Educational Implications

Bruner’s theory reinforces the aim of education, which should be to create autonomous learners (i.e., learning to learn). For Bruner (1961), the purpose of education is not to impart knowledge but instead to facilitate a child’s thinking and problem-solving skills, which can then be transferred to a range of situations. Specifically, education should also develop symbolic thinking in children. In 1960 Bruner’s text, ‘The Process of Education,’ was published. The main premise of Bruner’s text was that students are active learners who construct their own knowledge.

Readiness

Bruner’s theory (1960) opposed Piaget’s notion of readiness. He argued that schools waste time trying to match the complexity of subject material to a child’s cognitive stage of development. This means students are held back by teachers, as certain topics are deemed too difficult to understand and must be taught when the teacher believes the child has reached the appropriate stage of cognitive maturity.

The Spiral Curriculum

Bruner (1960) adopts a different view and believes a child (of any age) is capable of understanding complex information: ‘We begin with the hypothesis that any subject can be taught effectively in some intellectually honest form to any child at any stage of development.’ Bruner (1960) explained how this was possible through the concept of the spiral curriculum. This involved information being structured so that complex ideas can be taught at a simplified level first and then revisited at more complex levels later on. Therefore, subjects would be taught at levels of gradually increasing difficulty (hence the spiral analogy). Ideally, teaching his way should lead to children being able to solve problems by themselves.

Discovery Learning

Bruner (1961) proposes that learners construct their own knowledge and do this by organizing and categorizing information using a coding system. Bruner believed that the most effective way to develop a coding system is to discover it rather than being told by the teacher. The concept of discovery learning implies that students construct their own knowledge for themselves. The role of the teacher should not be to teach information by rote learning but instead to facilitate the learning process. This means that a good teacher will design lessons that help students discover the relationship between bits of information. To do this, a teacher must give students the information they need but without organizing it for them.

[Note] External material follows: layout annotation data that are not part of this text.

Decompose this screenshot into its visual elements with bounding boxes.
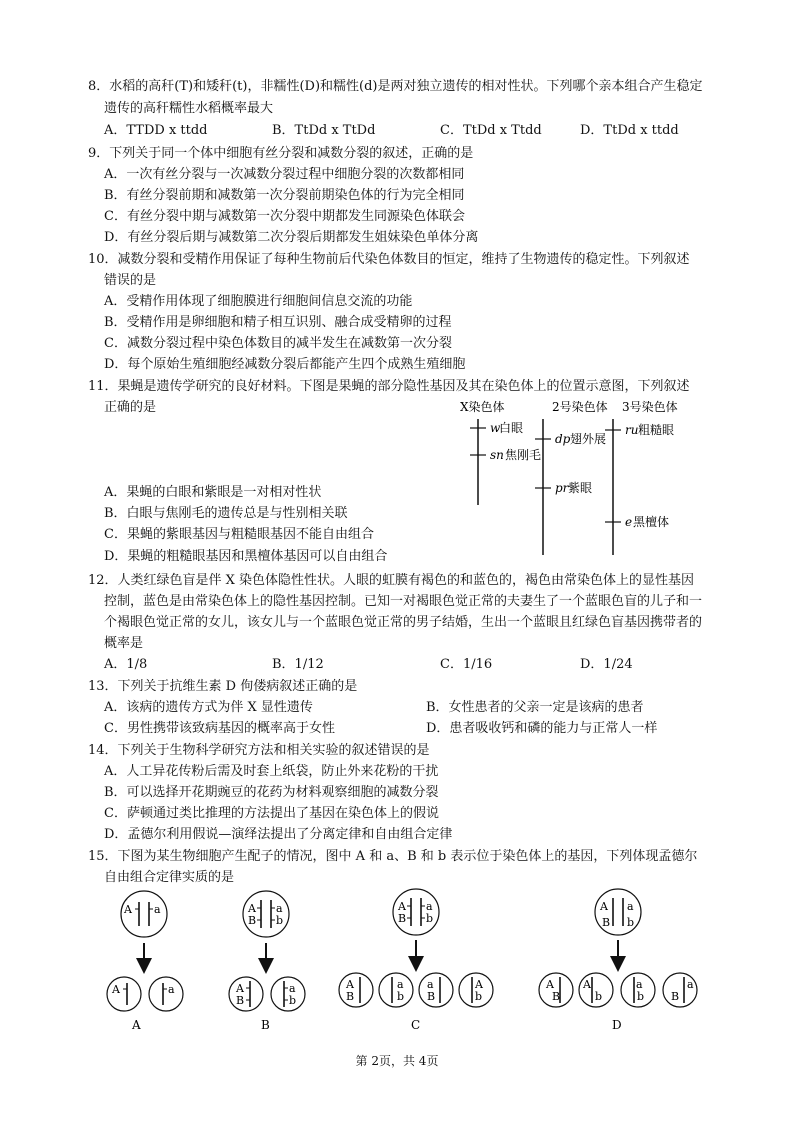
q10-option-b: B．受精作用是卵细胞和精子相互识别、融合成受精卵的过程 bbox=[104, 315, 452, 330]
q10-option-d: D．每个原始生殖细胞经减数分裂后都能产生四个成熟生殖细胞 bbox=[104, 357, 466, 372]
gene-label: a bbox=[276, 902, 283, 915]
q9-option-c: C．有丝分裂中期与减数第一次分裂中期都发生同源染色体联会 bbox=[104, 209, 465, 224]
q13-stem: 13．下列关于抗维生素 D 佝偻病叙述正确的是 bbox=[88, 679, 358, 694]
diagram-b bbox=[229, 891, 305, 1032]
q12-stem-line4: 概率是 bbox=[104, 636, 144, 651]
q15-gamete-figure bbox=[90, 888, 730, 1038]
q12-option-b: B．1/12 bbox=[272, 657, 324, 672]
gene-ru-name: 粗糙眼 bbox=[638, 423, 675, 437]
q15-stem-line2: 自由组合定律实质的是 bbox=[104, 870, 235, 885]
gene-label: b bbox=[475, 990, 483, 1003]
q9-option-b: B．有丝分裂前期和减数第一次分裂前期染色体的行为完全相同 bbox=[104, 188, 465, 203]
gene-label: A bbox=[600, 900, 608, 913]
diagram-d bbox=[539, 889, 697, 1032]
diagram-label-c: C bbox=[411, 1018, 421, 1032]
diagram-a bbox=[107, 891, 183, 1032]
q14-option-c: C．萨顿通过类比推理的方法提出了基因在染色体上的假说 bbox=[104, 806, 439, 821]
gene-label: a bbox=[397, 978, 404, 991]
gene-label: a bbox=[168, 983, 175, 996]
q8-option-c: C．TtDd x Ttdd bbox=[440, 123, 542, 138]
q14-option-a: A．人工异花传粉后需及时套上纸袋，防止外来花粉的干扰 bbox=[104, 764, 439, 779]
gene-label: A bbox=[546, 978, 554, 991]
q11-option-a: A．果蝇的白眼和紫眼是一对相对性状 bbox=[104, 485, 322, 500]
gene-label: B bbox=[602, 916, 611, 929]
gene-sn-symbol: sn bbox=[490, 448, 504, 462]
q9-option-d: D．有丝分裂后期与减数第二次分裂后期都发生姐妹染色单体分离 bbox=[104, 230, 479, 245]
gene-label: B bbox=[427, 990, 436, 1003]
q10-option-a: A．受精作用体现了细胞膜进行细胞间信息交流的功能 bbox=[104, 294, 413, 309]
gene-pr-name: 紫眼 bbox=[568, 481, 593, 495]
q13-option-b: B．女性患者的父亲一定是该病的患者 bbox=[426, 700, 644, 715]
q12-option-c: C．1/16 bbox=[440, 657, 493, 672]
q10-option-c: C．减数分裂过程中染色体数目的减半发生在减数第一次分裂 bbox=[104, 336, 452, 351]
gene-label: a bbox=[627, 900, 634, 913]
page-footer: 第 2页，共 4页 bbox=[355, 1054, 439, 1068]
q14-stem: 14．下列关于生物科学研究方法和相关实验的叙述错误的是 bbox=[88, 743, 430, 758]
q11-option-b: B．白眼与焦刚毛的遗传总是与性别相关联 bbox=[104, 506, 348, 521]
gene-label: A bbox=[112, 983, 120, 996]
q8-option-b: B．TtDd x TtDd bbox=[272, 123, 376, 138]
fruit-fly-chromosome-figure bbox=[450, 395, 710, 560]
diagram-label-a: A bbox=[132, 1018, 141, 1032]
gene-sn-name: 焦刚毛 bbox=[505, 448, 542, 462]
q12-option-d: D．1/24 bbox=[580, 657, 633, 672]
gene-ru-symbol: ru bbox=[625, 423, 639, 437]
gene-e-name: 黑檀体 bbox=[633, 515, 670, 529]
gene-label: b bbox=[276, 914, 284, 927]
gene-label: A bbox=[248, 902, 256, 915]
gene-label: B bbox=[346, 990, 355, 1003]
gene-w-name: 白眼 bbox=[499, 421, 524, 435]
q8-stem-line1: 8．水稻的高秆(T)和矮秆(t)，非糯性(D)和糯性(d)是两对独立遗传的相对性状。下列哪个亲本组合产生稳定 bbox=[88, 79, 703, 94]
chromosome-3-label: 3号染色体 bbox=[622, 400, 678, 414]
gene-label: a bbox=[154, 903, 161, 916]
chromosome-2-label: 2号染色体 bbox=[552, 400, 608, 414]
q15-stem-line1: 15．下图为某生物细胞产生配子的情况，图中 A 和 a、B 和 b 表示位于染色体上的基因，下列体现孟德尔 bbox=[88, 849, 698, 864]
q14-option-d: D．孟德尔利用假说—演绎法提出了分离定律和自由组合定律 bbox=[104, 827, 453, 842]
gene-label: A bbox=[398, 900, 406, 913]
chromosome-x-label: X染色体 bbox=[460, 400, 505, 414]
q12-stem-line1: 12．人类红绿色盲是伴 X 染色体隐性性状。人眼的虹膜有褐色的和蓝色的，褐色由常染色体上的显性基因 bbox=[88, 573, 695, 588]
gene-dp-name: 翅外展 bbox=[570, 432, 607, 446]
q10-stem-line1: 10．减数分裂和受精作用保证了每种生物前后代染色体数目的恒定，维持了生物遗传的稳定性。下列叙述 bbox=[88, 252, 690, 267]
gene-label: A bbox=[236, 982, 244, 995]
q12-option-a: A．1/8 bbox=[104, 657, 148, 672]
gene-label: A bbox=[346, 978, 354, 991]
gene-label: b bbox=[426, 912, 434, 925]
gene-label: b bbox=[595, 990, 603, 1003]
q13-option-a: A．该病的遗传方式为伴 X 显性遗传 bbox=[104, 700, 313, 715]
q9-stem: 9．下列关于同一个体中细胞有丝分裂和减数分裂的叙述，正确的是 bbox=[88, 146, 474, 161]
gene-label: b bbox=[637, 990, 645, 1003]
gene-label: B bbox=[552, 990, 561, 1003]
gene-label: b bbox=[397, 990, 405, 1003]
q10-stem-line2: 错误的是 bbox=[104, 273, 157, 288]
gene-label: A bbox=[475, 978, 483, 991]
q11-option-d: D．果蝇的粗糙眼基因和黑檀体基因可以自由组合 bbox=[104, 549, 388, 564]
gene-label: a bbox=[427, 978, 434, 991]
q9-option-a: A．一次有丝分裂与一次减数分裂过程中细胞分裂的次数都相同 bbox=[104, 167, 465, 182]
gene-label: B bbox=[236, 994, 245, 1007]
gene-label: A bbox=[583, 978, 591, 991]
gene-label: B bbox=[248, 914, 257, 927]
gene-e-symbol: e bbox=[625, 515, 633, 529]
gene-label: b bbox=[627, 916, 635, 929]
gene-label: a bbox=[426, 900, 433, 913]
q12-stem-line2: 控制，蓝色是由常染色体上的隐性基因控制。已知一对褐眼色觉正常的夫妻生了一个蓝眼色盲的儿子和一 bbox=[104, 594, 703, 609]
gene-label: a bbox=[687, 978, 694, 991]
diagram-c bbox=[339, 889, 493, 1032]
q8-stem-line2: 遗传的高秆糯性水稻概率最大 bbox=[104, 101, 274, 116]
gene-label: b bbox=[289, 994, 297, 1007]
gene-label: a bbox=[289, 982, 296, 995]
q11-option-c: C．果蝇的紫眼基因与粗糙眼基因不能自由组合 bbox=[104, 527, 374, 542]
diagram-label-b: B bbox=[261, 1018, 270, 1032]
gene-label: A bbox=[124, 903, 132, 916]
q8-option-d: D．TtDd x ttdd bbox=[580, 123, 679, 138]
q8-option-a: A．TTDD x ttdd bbox=[104, 123, 208, 138]
q14-option-b: B．可以选择开花期豌豆的花药为材料观察细胞的减数分裂 bbox=[104, 785, 439, 800]
gene-label: a bbox=[636, 978, 643, 991]
q13-option-c: C．男性携带该致病基因的概率高于女性 bbox=[104, 721, 335, 736]
diagram-label-d: D bbox=[612, 1018, 622, 1032]
q11-stem-line1: 11．果蝇是遗传学研究的良好材料。下图是果蝇的部分隐性基因及其在染色体上的位置示意图，下列叙述 bbox=[88, 379, 690, 394]
q11-stem-line2: 正确的是 bbox=[104, 400, 157, 415]
gene-label: B bbox=[671, 990, 680, 1003]
q12-stem-line3: 个褐眼色觉正常的女儿，该女儿与一个蓝眼色觉正常的男子结婚，生出一个蓝眼且红绿色盲基因携带者的 bbox=[104, 615, 703, 630]
q13-option-d: D．患者吸收钙和磷的能力与正常人一样 bbox=[426, 721, 658, 736]
gene-w-symbol: w bbox=[490, 421, 501, 435]
gene-dp-symbol: dp bbox=[555, 432, 571, 446]
gene-pr-symbol: pr bbox=[555, 481, 569, 495]
gene-label: B bbox=[398, 912, 407, 925]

Similarities and Inequalities in the Cognitive Development Theory of Bruner and Piaget:

Both Piaget and Bruner have made significant contributions to the field of cognitive development. There are some similarities and dissimilarities in the process of cognitive development of both of them, which are as follows:

Similarities

  • The student learns on the basis of previous adaptations.
  • The child naturally has curiosity about language.
  • Children’s cognitive structures develop over time.
  • Children learn by actively participating in the learning processes.
  • The final stage of cognitive development extends to the acquisition of symbols/signs/symbols and is given prominence.

Inequalities

  • Bruner considers development to be a continuous process. Piaget considers development as a series of different stages.
  • Bruner considers language development to be an important factor in cognitive development. Piaget considers language development as a consequence of cognitive development.
  • According to Bruner, the speed of cognitive development can be increased.
  • According to Piaget, cognitive development in children occurs at a self-paced level and maturity.
  • Bruner attaches importance to the participation of adults and peers with higher knowledge in the learning process. Piaget does not accept this.
  • According to Bruner, the representations of the previously adopted states of reflective thinking do not change. These change according to Piaget.
  • Bruner gives more importance to education in his theory. Piaget gives more importance to the environment in his theory.
  • According to Bruner’s theory, there are three stages of development of the child, while there are four stages in Piaget’s theory.